Building Skills in Water Rescue
Sharing thoughts on the Swiftwater Rescue Technician course.
With the aim of extending the Team's water capabilities, I undertook Rescue 3's 'Swift Water Rescue Technician' course last month.
Being November, the water was suitably cold, but as some fellow team members are booked in for January and February for their respective courses, I’d better not make too much of that!
We spent the first weekend mainly on theory – especially learning that weir’s were the devil incarnate. This set us up nicely for the second weekend, when we were put in a weir to feel what it was like to be ‘held’ in the water. Obviously this was all done in controlled conditions.
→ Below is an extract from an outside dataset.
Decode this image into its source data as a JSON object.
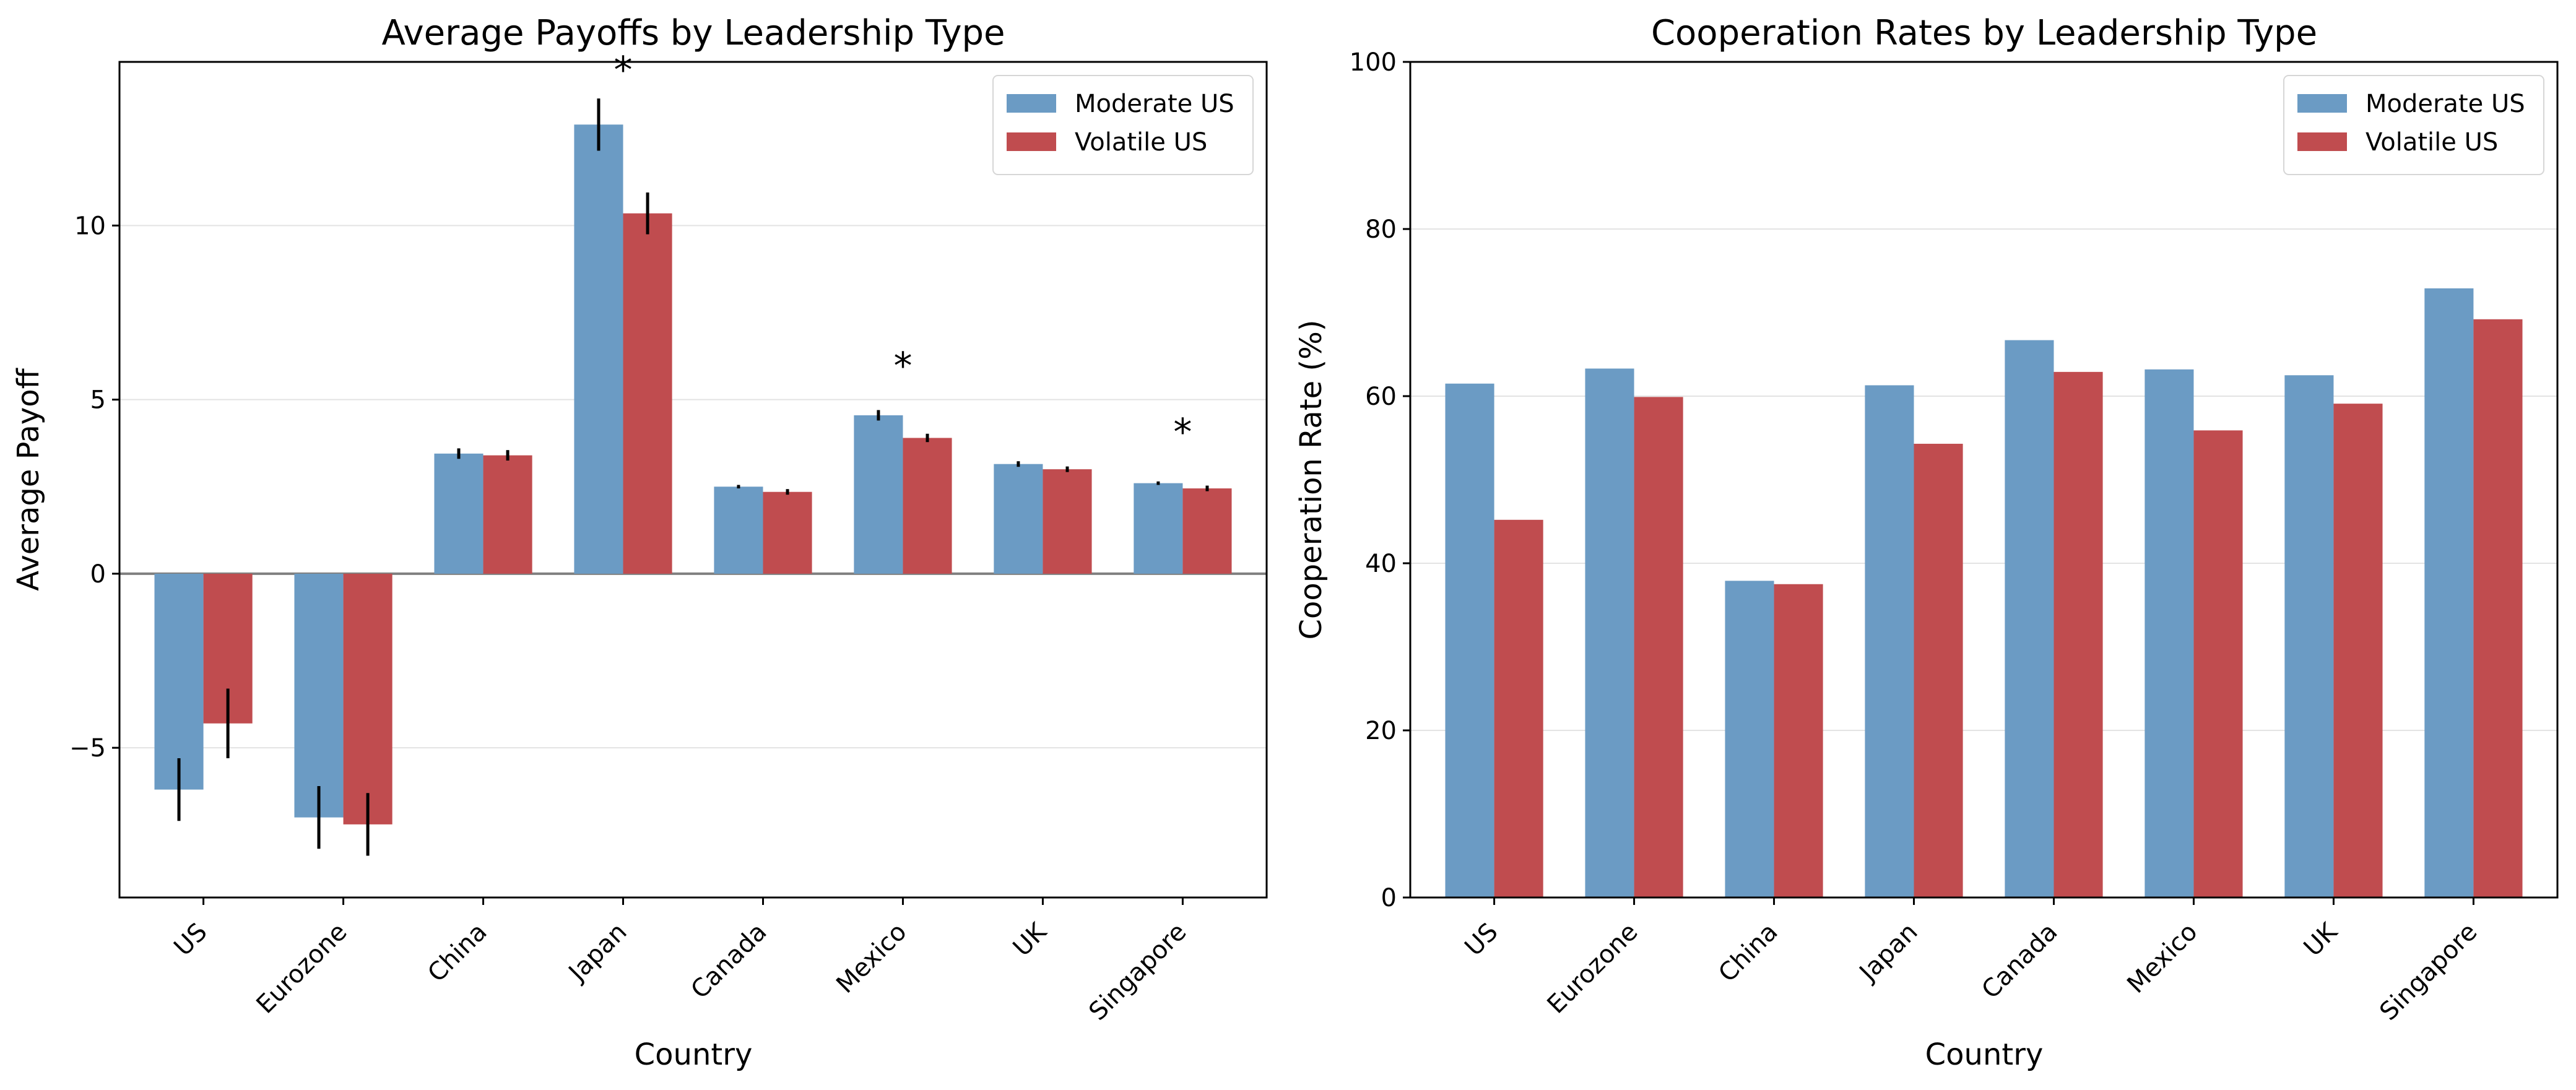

Our group also comprised team members from Dartmoor Rescue Group (DRG) and Devon Cave Rescue Organisation (DCRO), so it was a good opportunity to get to know others with watery tendencies in the South West region.
The course covered a huge range of theory as well as practical techniques, from being able to read a rivers’ hydraulics to calculating mechanical advantage using the 'T method'. Putting this into practice in the waters of the River Dart was the real test. The key issue was dodging the myriad of canoeists while doing a tethered wedge, which made for interesting spaghetti across the channel. So much to remember as the noise of the rapids swirled by...
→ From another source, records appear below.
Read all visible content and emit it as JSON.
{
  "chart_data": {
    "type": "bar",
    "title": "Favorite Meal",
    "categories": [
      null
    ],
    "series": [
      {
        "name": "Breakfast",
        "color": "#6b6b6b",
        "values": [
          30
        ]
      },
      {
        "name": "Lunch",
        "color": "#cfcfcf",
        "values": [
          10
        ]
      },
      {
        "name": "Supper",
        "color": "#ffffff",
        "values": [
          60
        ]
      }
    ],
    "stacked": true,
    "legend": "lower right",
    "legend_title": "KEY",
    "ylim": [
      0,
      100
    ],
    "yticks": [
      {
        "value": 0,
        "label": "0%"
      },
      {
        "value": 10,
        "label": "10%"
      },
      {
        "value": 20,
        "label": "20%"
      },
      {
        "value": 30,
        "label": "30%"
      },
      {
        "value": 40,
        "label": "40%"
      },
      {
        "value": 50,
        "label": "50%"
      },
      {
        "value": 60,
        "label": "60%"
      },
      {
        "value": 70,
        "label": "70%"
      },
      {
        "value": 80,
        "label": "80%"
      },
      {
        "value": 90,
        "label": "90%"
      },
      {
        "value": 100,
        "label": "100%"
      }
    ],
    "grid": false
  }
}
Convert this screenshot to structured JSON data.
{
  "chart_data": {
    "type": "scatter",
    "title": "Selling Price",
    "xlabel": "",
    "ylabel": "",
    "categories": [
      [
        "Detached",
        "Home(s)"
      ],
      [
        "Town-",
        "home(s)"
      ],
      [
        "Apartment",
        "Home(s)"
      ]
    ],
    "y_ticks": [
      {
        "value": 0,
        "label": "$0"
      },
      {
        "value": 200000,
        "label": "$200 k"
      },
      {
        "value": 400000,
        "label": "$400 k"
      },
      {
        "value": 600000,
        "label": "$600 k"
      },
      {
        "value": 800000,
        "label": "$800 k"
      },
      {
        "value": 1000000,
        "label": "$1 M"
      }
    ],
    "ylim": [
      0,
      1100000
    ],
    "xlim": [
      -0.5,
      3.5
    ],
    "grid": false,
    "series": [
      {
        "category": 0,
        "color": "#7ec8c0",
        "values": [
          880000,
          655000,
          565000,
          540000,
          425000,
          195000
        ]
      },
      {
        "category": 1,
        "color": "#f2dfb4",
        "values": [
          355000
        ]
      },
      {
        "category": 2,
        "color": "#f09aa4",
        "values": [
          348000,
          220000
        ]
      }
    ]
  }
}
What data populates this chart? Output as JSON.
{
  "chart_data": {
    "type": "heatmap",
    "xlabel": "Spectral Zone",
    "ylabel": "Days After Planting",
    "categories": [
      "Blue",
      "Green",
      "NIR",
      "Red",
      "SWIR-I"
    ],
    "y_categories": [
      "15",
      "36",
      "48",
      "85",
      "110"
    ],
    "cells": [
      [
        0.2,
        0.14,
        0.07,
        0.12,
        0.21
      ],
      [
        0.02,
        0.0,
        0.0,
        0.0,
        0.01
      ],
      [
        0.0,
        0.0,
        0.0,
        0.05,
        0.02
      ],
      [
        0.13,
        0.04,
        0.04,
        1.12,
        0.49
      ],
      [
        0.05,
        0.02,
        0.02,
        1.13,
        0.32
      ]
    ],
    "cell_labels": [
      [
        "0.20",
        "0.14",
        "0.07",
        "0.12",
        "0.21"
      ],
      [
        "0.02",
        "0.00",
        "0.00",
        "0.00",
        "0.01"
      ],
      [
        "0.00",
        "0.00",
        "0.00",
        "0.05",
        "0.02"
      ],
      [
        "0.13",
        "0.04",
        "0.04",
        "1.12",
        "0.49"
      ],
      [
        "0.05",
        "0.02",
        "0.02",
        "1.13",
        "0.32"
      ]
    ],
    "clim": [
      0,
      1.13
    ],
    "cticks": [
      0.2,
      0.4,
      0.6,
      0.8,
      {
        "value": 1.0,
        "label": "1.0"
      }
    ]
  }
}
Always operate a clean rope system (no knots), stand downstream of any line, feet up/hips up when swimming, get the right angle to ferry-glide across the river, call numbers in and out of the water, are upstream and downstream backup in place? And so on. Vernon and Steve from Rescue 3 admirably led our group of twelve through all of this and more.
The key things that I learnt from the course are that water is to be ultimately respected, and even at seemingly harmless flow levels the forces involved can be immense. Now I just have to practice it to make it automatic, so lots more opportunity to experience the wet stuff.